Star gazing: set in the lunar landscape of Chile's Atacama Desert, this new residential building for astronomers has to contend with harsh extremes of climate - review of astronomical observatory in Chile
Architectural Review, The, June, 2003 by Catherine Slessor
Extending from the Pacific Ocean to the Andes Mountains, the Atacama Desert in northern Chile is one of the hottest, driest places on earth. Sparsely populated and virtually rainless, the desert plateau is made up of salt basins (salars) and lava flows melded into a desolate, lunar landscape scorched by day, chilled by night and blasted by strong winds.
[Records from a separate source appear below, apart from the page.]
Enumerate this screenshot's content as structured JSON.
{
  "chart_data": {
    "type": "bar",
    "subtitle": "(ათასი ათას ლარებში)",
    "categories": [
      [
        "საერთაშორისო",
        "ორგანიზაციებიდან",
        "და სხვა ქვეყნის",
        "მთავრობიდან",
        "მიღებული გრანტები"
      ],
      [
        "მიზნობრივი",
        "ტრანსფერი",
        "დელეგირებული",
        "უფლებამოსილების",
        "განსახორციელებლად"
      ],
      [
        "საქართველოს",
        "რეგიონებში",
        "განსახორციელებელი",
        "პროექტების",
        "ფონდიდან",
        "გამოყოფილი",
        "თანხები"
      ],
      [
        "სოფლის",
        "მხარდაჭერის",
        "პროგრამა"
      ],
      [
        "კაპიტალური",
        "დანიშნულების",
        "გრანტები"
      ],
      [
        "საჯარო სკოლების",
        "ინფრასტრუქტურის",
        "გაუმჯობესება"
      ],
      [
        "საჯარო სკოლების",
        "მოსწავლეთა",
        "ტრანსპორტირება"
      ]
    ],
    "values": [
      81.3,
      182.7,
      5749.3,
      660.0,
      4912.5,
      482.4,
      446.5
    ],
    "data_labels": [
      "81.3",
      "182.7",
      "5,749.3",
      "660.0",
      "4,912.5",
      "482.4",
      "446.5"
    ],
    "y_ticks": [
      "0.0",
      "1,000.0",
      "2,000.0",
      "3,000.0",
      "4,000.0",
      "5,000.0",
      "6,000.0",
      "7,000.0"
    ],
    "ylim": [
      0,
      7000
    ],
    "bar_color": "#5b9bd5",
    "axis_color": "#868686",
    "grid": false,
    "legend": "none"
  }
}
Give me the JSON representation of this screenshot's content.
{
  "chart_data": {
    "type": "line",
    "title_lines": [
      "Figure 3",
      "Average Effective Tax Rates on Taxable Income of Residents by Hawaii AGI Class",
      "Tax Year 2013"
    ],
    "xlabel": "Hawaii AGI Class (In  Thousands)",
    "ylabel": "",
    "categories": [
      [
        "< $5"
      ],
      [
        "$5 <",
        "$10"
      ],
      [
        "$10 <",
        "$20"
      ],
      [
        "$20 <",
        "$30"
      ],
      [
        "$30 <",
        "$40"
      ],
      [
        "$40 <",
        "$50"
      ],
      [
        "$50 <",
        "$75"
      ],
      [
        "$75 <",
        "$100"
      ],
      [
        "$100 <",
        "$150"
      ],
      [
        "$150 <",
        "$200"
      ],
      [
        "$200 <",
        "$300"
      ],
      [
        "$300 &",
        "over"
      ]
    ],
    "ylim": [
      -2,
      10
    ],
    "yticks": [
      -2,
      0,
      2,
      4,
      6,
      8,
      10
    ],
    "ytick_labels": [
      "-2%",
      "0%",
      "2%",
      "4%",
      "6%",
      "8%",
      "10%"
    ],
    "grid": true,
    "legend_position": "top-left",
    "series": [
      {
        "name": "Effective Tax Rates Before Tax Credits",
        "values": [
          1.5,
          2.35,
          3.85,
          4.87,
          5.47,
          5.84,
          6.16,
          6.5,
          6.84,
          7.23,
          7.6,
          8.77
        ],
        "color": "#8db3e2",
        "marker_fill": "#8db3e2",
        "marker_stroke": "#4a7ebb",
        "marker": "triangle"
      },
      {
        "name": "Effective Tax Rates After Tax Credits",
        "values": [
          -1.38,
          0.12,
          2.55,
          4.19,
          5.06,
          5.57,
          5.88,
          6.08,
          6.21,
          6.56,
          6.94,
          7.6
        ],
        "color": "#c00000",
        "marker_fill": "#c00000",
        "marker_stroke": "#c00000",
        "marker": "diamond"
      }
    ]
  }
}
Average relative humidity is around 15 per cent (well below comfort zone levels) and minor earthquakes are common. Humankind's impact on such an inhospitable place is at best precarious, yet for 3000 years, native peoples have resiliently exploited scarce natural resources to colonize the Atacama wilderness, building canals and aqueducts to irrigate fields, using water drawn from underground aquifers. Scattered settlements were established around water sources and, when the Spanish arrived in 1500, the native populace adapted to and absorbed colonial influences. As might be expected, contemporary architecture is scantily represented, but German del Sol's Explo ra Hotel (AR February 1999), a modern tourist estancia that responds to the distinctive culture and spirit of Atacama, is one notable exception. Building in this wilderness is a considerable logistical challenge, but German practice Auer Weber have inventively addressed it in a new building for an isolated colony of astronomers, in which scientific rationale squares up to the rawness of nature.
One favourable consequence of the Atacama's lethal conjunction of extreme climate and harsh topography is perpetually clear skies; the remote terrain is also largely free of the distracting light pollution that accompanies human settlements and activities. Such conditions are ideal for astronomical observation and the European Southern Observatory (ESO), a technical and research federation made up of representatives from ten European countries, currently operates two observatories in the Atacama plateau. Las Sillas was established in 1962, and nearly thirty years later, in 1991, a second base was set up at Cerro Paranal, just inland from the Pacific coast and about 130km south of the town of Antofagasta. Set on top of a 2600m high peak, the Cerro Paranal observatory has an unequalled view of the heavens through the world's most powerful and sophisticated astronomical device, the prosaically named Very Large Telescope (VLT). The Paranal base sustains a sizeable community of astronomers and scientists, who nee d living quarters as well as laboratories, and Munich-based practice Auer Weber (the ESO has its headquarters in Germany) were asked to design a new residential building for the observatory; a sort of hotel for boffins at the end of the world.
So as not to contaminate the night sky with light, the new addition is sited at some distance from the hilltop telescope, but it also had to generally minimize its impact in the landscape. The outcome is a long, low, almost topographic structure partially embedded in the terrain as protection against the scorching sun and scouring winds. The building's two visible elevations are orientated towards the south. east and south-west, away from the main VLT site and the prevailing north winds.
Planning is logical and economical. A long thin bar of 108 cellular bedrooms meets a slightly fatter block of communal spaces at right angles to form an L-shape which encloses a circular central courtyard. Planted with palm trees, succulents and cacti, and equipped with a sybaritic swimming pool, the courtyard is a literal oasis in the desert, as the planting helps to raise and maintain humidity levels within the building. The region's searing daylight is tempered and filtered through a 35m wide geodesic dome clad in panels of translucent polycarbonate sheeting. The gentle geometric undulation of the dome (appropriately resembling a crash-landed flying saucer, but also alluding to the domed telescope housing and the infinite vault of the sky) is the only part of the building to rise above the existing line of the horizon, so the hotel seems barely there. The entrance is also consciously inconspicuous--a long ramp leads down into the ground and sweeps and spirals around the Bondvillain's-lair central courtyar d in a kind of promenade architecturale.
From a distance, the elongated horizontal streak of the main south-west facade seems like an extension of the stark landscape. And in some ways it is, as iron oxide mixed into the concrete renders the building a deep rusty red, matching the hue of the surrounding earth. The layered facade is designed to screen as much sunlight as possible, while still allowing spectacular views of the lunar scenery. Glazing in each bedroom bay is confined to a narrow L-shape, incised into the massive concrete planes, and deep window reveals also help to diffuse glare. At certain points, the inner wall is pulled back from the concrete outer grid to create a terrace running along the edge of the communal dining hall. The prospect of off-duty astronomers lounging on their terrace, savouring the views down to the Pacific, are perhaps more suggestive of an upmarket wilderness resort than a forum for serious scientific endeavour, but the programme emphasized the role of the new building as a place for rest and recreation, and, as w ith all isolated, self-contained working communities (eg oil rigs, monasteries, military bases), participants need some kind of experiential texture to enliven the passing of time.